Sunday morning we went back and got there right at 8 a.m. to review brunch. Frankly, we weren’t expecting a line that early, so we were a bit surprised that 25 people were ahead of us, almost all hungry Hawaiians (mostly Japanese-Americans). There was only one cashier, but she was very efficient, handling both the VIP and HP (hoi polloi) lines in staggered fashion. By about 8:30, most of the early activity had been handled, but around 9, the later crowd started showing up and the line stayed long until we left at 9:30. Plus, the tables had filled up, so the second line had formed.
Our conclusion? The reason we walked right in to review dinner was that it was a particularly slow weekend night in August. But over a busy weekend in November, the Garden Buffet fills up and the lines get long. For both brunch and dinner, it’s best to arrive as early as you can; for brunch, late is also the better play.
As for the brunch buffet itself, the selection was as extensive as dinner and the quality was about equal, which is to say good enough for downtown’s only buffet.
Being brunch, the salad bar had romaine, spinach, and toppings right next to bagels, lox, sliced tomato, kimchee, namasu (sliced cucumbers and carrots in a light vinegar sauce), and a toaster. Next to cold cereal and milk were six different kinds of pizza and garlic toast, crepes, corned beef hash, pancakes, waffles, and French toast. Steam-table eggs were scrambled plain or with chorizo, along with bacon, sausage, and home fries. The carving station offered ham, chicken, and three kinds of sausage (kielbasa, Italian, and Portuguese). Our cooked-to-order cheese omelet came out in less than a minute.
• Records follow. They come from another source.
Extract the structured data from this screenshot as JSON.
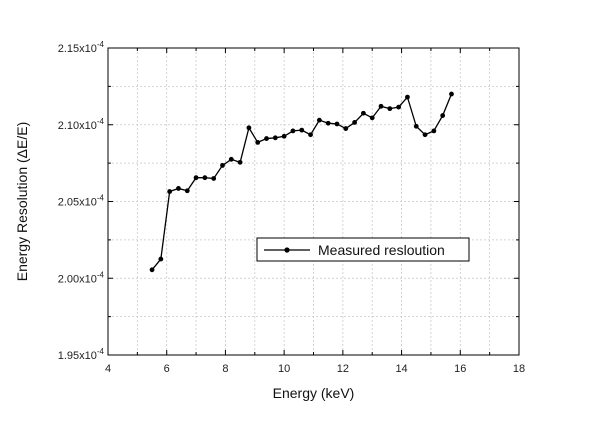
{
  "chart_data": {
    "type": "line",
    "xlabel": "Energy (keV)",
    "ylabel": "Energy Resolution (ΔE/E)",
    "xlim": [
      4,
      18
    ],
    "ylim": [
      0.000195,
      0.000215
    ],
    "x_ticks": [
      4,
      6,
      8,
      10,
      12,
      14,
      16,
      18
    ],
    "y_ticks": [
      0.000195,
      0.0002,
      0.000205,
      0.00021,
      0.000215
    ],
    "x_tick_labels": [
      "4",
      "6",
      "8",
      "10",
      "12",
      "14",
      "16",
      "18"
    ],
    "y_tick_labels": [
      {
        "mantissa": "1.95x10",
        "exp": "-4"
      },
      {
        "mantissa": "2.00x10",
        "exp": "-4"
      },
      {
        "mantissa": "2.05x10",
        "exp": "-4"
      },
      {
        "mantissa": "2.10x10",
        "exp": "-4"
      },
      {
        "mantissa": "2.15x10",
        "exp": "-4"
      }
    ],
    "grid": true,
    "legend_position": "center-right",
    "series": [
      {
        "name": "Measured resloution",
        "color": "#000000",
        "marker": "circle",
        "x": [
          5.5,
          5.8,
          6.1,
          6.4,
          6.7,
          7.0,
          7.3,
          7.6,
          7.9,
          8.2,
          8.5,
          8.8,
          9.1,
          9.4,
          9.7,
          10.0,
          10.3,
          10.6,
          10.9,
          11.2,
          11.5,
          11.8,
          12.1,
          12.4,
          12.7,
          13.0,
          13.3,
          13.6,
          13.9,
          14.2,
          14.5,
          14.8,
          15.1,
          15.4,
          15.7
        ],
        "y": [
          0.00020055,
          0.00020125,
          0.00020565,
          0.00020585,
          0.0002057,
          0.00020655,
          0.00020655,
          0.0002065,
          0.00020735,
          0.00020775,
          0.00020755,
          0.0002098,
          0.00020885,
          0.0002091,
          0.00020915,
          0.00020925,
          0.0002096,
          0.00020965,
          0.00020935,
          0.0002103,
          0.0002101,
          0.00021005,
          0.00020975,
          0.00021015,
          0.00021075,
          0.00021045,
          0.0002112,
          0.00021105,
          0.00021115,
          0.0002118,
          0.0002099,
          0.00020935,
          0.0002096,
          0.0002106,
          0.000212
        ]
      }
    ]
  }
}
The lunch food included pulled pork and cabbage, Hawaiian beef stew, fried and shoyu chicken, fish of the day, roasted yams, green-bean casserole, mashed potatoes with turkey gravy, and mac and cheese.
The desserts occupy an entire serving island: self-serve soft chocolate and vanilla with toppings, pies, pastries, puddings, cakes, cookies, muffins, and sugar-free selections.
We went back for seconds and thirds of namasu, a second bagel and lox, pulled pork and mashed, and desserts.
The total price came to $29.95, which in this day and age is quite reasonable for the only Las Vegas buffet within several miles and a decent one at that.